You could say, pardon the pun, that Parkland Fuel Corp. is a well-oiled machine, supporting a tasty dividend that tops 6 per cent.
But after a run that has seen shares more than double since late 2011, the stock has been, um, out of fuel this year. It closed yesterday at $17.71, down $2.59 from it’s 52-week high in February, a fate not uncommon in the energy sector.
The company seems to be on a path to add to its profits, however, and support its tempting payout.
Parkland Fuel, based in Red Deer, Alta., is an interesting amalgam of businesses tied to petrol. For most of its first three decades, it was an operator of gas stations. While it still operates or franchises more than 700 locations with names such as Fas Gas Plus, Esso and Race Trac, the traditional gas-station business now makes up less than half of sales and profits thanks to growth in new segments over the past five years.

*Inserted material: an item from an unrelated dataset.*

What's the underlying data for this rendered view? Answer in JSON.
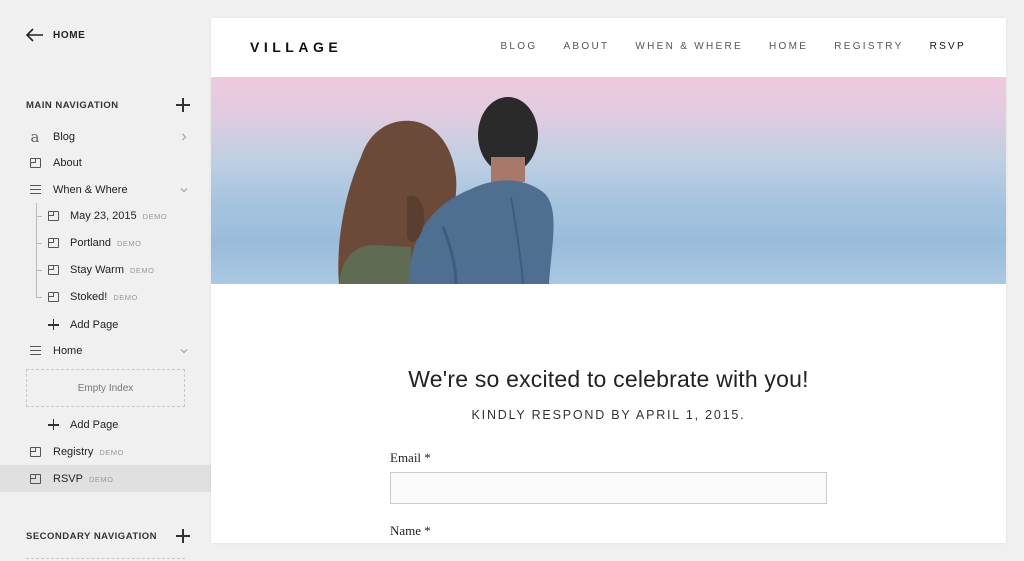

Its commercial fuels business sells gas – as well as propane, heating oil, lubricants and agricultural inputs – to customers across Canada. Its wholesale business buys fuel from refiners and sells it to customers who use it themselves, or sell it again to retailers.
All told, Parkland sold more than 4 billion litres of fuel in the past 12 months, roughly 5 per cent of the Canadian market. First-quarter revenues were 14 per cent above 2012 levels, with the volume of sales up 30 per cent.
So why is Parkland trading at a reasonable 13 times forward earnings?
Part of the problem is its customers, or, more accurately, fears about their near-term prospects. Analyst Megan MacNeill of Haywood Securities Inc. notes the company’s commercial business, which supplies about 40 per cent of profits, is “exceptionally vulnerable to the level of activity in Canada’s primary industries” — energy and mining, and the pulp and paper industry.
Its retail stores face significant competition (although Ms. MacNeill notes many are in rural areas with fewer players).
And one-quarter of the fuel it sells comes from the refineries of Suncor; that deal, with its appealing margins, is slated to end at the close of 2013. The company says it won’t face a supply disruption, but the market seems less sure.
Given such uncertainties, why would investors want to buy in? Analysts say the company’s healthy balance sheet, track record for acquisitions, current cost-management plans, and conservative earnings guidance all add up to a healthy long-term bet.
Analyst Derek Dley of CanAccord Genuity, who has a “buy” rating and $20.50 target price (about 15 per cent above current levels), says he believes the company will produce $212-million of EBITDA, or earnings before interest, taxes, depreciation and amortization, versus the company’s guidance of $190-million.
Parkland has a goal of doubling 2011 EBITDA of $125-million by 2016. It hopes to add $55-million of that via acquisition; one year after announcing the plan, it has already added $27-million, Mr. Dley notes.
While the company has debt – about $315-million worth, net of cash, as of March 31 – it represents just 1.6 times its EBITDA. That suggests it can continue to make deals, Mr. Dley says.
Ms. MacNeill, who has a $19.50 target price, says she believes the company “will continue to exert itself as the prominent industry consolidator, leading to future revenue growth and margin improvement through greater economies of scale.”
She sees a dividend payout ratio of just 50 per cent of the company’s “distributable cash flow” in 2013. That moderate payout, combined with rising earnings and a dividend reinvestment plan that’s popular among Parkland’s shareholders, causes Ms. MacNeill to forecast dividend increases of about 4 per cent in each of the next three years.
Certainly, Parkland isn’t without risk. Companies that deal in commodities and want to grow by a stream of deal-making can easily make a misstep. So far, however, Parkland’s management has made the right moves, making the shares an intriguing option to energize a portfolio.